На фото — Л.Н. Толстой студент в Казанском университете
Пара цитат из работы Б.Эйхенбаума «Творческие стимулы Л.Толстого» (1935): «П. И. Бартенев, наблюдавший за печатанием «Войны и мира», как-то раз не выдержал и написал Толстому: «Вы бог знает что делаете. Этак мы никогда не кончим поправок и печатания… Ради бога, перестаньте колупать». Но Толстой продолжал «колупать»: «Не марать так, как я мараю, я не могу», — отвечал он рассердившемуся Бартеневу. То же самое было и с «Анной Карениной», и с «Воскресением», и с другими вещами…».
И еще: «Толстой «колупал» свои рукописи и корректуры не потому, что добивался особого эстетического совершенства, как это делал, например, Флобер. Основная причина была в том, что он непрерывно менялся, непрерывно реагировал на все, что узнавал и видел, и постоянно приходил к новым решениям и выводам. Ему всегда стоило большого труда выйти из своих вещей, проститься со своими персонажами. У него, в сущности, никогда не было ощущения, что вещь закончена и не может быть продолжена или изменена. Он сам признавался А. Б. Гольденвейзеру: «Я не понимаю, как можно писать и не переделывать всё множество раз.

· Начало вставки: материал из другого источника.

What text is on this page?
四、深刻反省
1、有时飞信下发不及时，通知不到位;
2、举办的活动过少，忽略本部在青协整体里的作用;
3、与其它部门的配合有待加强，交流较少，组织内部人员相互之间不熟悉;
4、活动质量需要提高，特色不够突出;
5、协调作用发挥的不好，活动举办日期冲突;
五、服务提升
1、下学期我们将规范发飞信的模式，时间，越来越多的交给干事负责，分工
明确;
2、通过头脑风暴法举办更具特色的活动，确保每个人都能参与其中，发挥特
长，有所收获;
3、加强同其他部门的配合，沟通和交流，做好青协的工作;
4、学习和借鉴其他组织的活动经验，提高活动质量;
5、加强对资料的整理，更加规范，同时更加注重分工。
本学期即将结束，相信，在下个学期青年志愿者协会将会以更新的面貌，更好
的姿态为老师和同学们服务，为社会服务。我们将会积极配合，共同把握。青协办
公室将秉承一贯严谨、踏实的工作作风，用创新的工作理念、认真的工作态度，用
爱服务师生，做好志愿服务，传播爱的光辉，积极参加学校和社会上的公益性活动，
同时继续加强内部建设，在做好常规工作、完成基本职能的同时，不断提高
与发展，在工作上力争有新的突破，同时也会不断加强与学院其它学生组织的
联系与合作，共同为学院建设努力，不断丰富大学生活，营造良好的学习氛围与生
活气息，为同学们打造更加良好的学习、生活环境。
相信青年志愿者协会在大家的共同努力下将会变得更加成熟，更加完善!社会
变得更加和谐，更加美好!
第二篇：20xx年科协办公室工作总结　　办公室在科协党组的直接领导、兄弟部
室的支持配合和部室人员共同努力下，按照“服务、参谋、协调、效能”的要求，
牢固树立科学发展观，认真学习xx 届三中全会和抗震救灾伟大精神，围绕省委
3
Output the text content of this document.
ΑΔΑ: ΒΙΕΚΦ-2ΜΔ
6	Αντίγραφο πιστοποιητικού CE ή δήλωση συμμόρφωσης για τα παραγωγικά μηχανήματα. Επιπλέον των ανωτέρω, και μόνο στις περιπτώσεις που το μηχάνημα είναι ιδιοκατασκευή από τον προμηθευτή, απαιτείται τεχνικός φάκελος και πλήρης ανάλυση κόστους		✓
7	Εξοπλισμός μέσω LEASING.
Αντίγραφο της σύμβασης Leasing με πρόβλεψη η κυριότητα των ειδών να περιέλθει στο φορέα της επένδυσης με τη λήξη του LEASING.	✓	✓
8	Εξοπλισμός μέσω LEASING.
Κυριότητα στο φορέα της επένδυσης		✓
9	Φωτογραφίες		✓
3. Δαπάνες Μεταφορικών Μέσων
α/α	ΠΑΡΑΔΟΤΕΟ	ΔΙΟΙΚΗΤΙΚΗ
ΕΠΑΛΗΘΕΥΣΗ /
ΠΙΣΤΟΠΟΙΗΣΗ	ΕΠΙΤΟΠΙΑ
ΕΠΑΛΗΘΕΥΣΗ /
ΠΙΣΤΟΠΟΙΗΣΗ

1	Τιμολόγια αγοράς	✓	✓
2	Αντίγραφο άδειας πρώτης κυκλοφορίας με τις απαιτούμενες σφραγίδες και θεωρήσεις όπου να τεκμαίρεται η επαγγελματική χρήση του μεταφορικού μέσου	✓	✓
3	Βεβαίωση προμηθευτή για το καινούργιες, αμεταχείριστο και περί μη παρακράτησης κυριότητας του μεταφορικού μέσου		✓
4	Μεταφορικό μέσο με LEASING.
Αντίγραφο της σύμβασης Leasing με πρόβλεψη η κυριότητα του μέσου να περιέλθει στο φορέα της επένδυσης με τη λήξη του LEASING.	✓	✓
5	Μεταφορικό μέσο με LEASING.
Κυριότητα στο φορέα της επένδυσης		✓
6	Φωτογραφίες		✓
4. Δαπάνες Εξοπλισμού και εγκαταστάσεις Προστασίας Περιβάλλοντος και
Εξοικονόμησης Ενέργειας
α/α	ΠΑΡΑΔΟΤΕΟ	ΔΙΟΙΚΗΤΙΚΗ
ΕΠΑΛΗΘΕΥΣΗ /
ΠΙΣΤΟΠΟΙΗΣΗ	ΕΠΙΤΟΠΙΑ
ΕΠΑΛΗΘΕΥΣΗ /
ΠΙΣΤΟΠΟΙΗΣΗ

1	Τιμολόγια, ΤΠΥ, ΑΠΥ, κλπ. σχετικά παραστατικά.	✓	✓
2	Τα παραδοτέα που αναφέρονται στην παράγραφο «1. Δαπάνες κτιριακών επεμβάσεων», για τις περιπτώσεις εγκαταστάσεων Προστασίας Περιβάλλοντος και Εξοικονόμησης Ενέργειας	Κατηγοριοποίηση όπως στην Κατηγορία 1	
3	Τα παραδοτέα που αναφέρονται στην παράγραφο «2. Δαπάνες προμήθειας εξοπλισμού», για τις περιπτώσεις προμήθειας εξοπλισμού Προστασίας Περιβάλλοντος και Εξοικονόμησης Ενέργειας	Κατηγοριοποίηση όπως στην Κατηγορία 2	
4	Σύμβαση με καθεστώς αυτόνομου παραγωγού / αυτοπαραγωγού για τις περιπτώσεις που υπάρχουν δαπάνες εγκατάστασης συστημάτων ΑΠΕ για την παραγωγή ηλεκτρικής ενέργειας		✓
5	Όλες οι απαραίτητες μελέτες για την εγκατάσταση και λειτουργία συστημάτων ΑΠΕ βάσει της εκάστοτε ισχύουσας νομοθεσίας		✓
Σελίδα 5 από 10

Я почти никогда не перечитываю своих уже напечатанных вещей, но если мне попадется случайно какая-нибудь страница, мне всегда кажется: это все надо переделать».
Все ляпы и огрехи — из-за бесконечного переписывания, от лавины правок. В этой же работе Эйхенбаум приводит статистику даже по небольшим вещам Толстого: «Крейцерова соната» занимает порядка пяти печатных листов, а рукописей — на 800. Совсем «миниатюрное», по толстовским меркам, «Разрушение ада и восстановление его» — 400 рукописных листов и 20 редакций!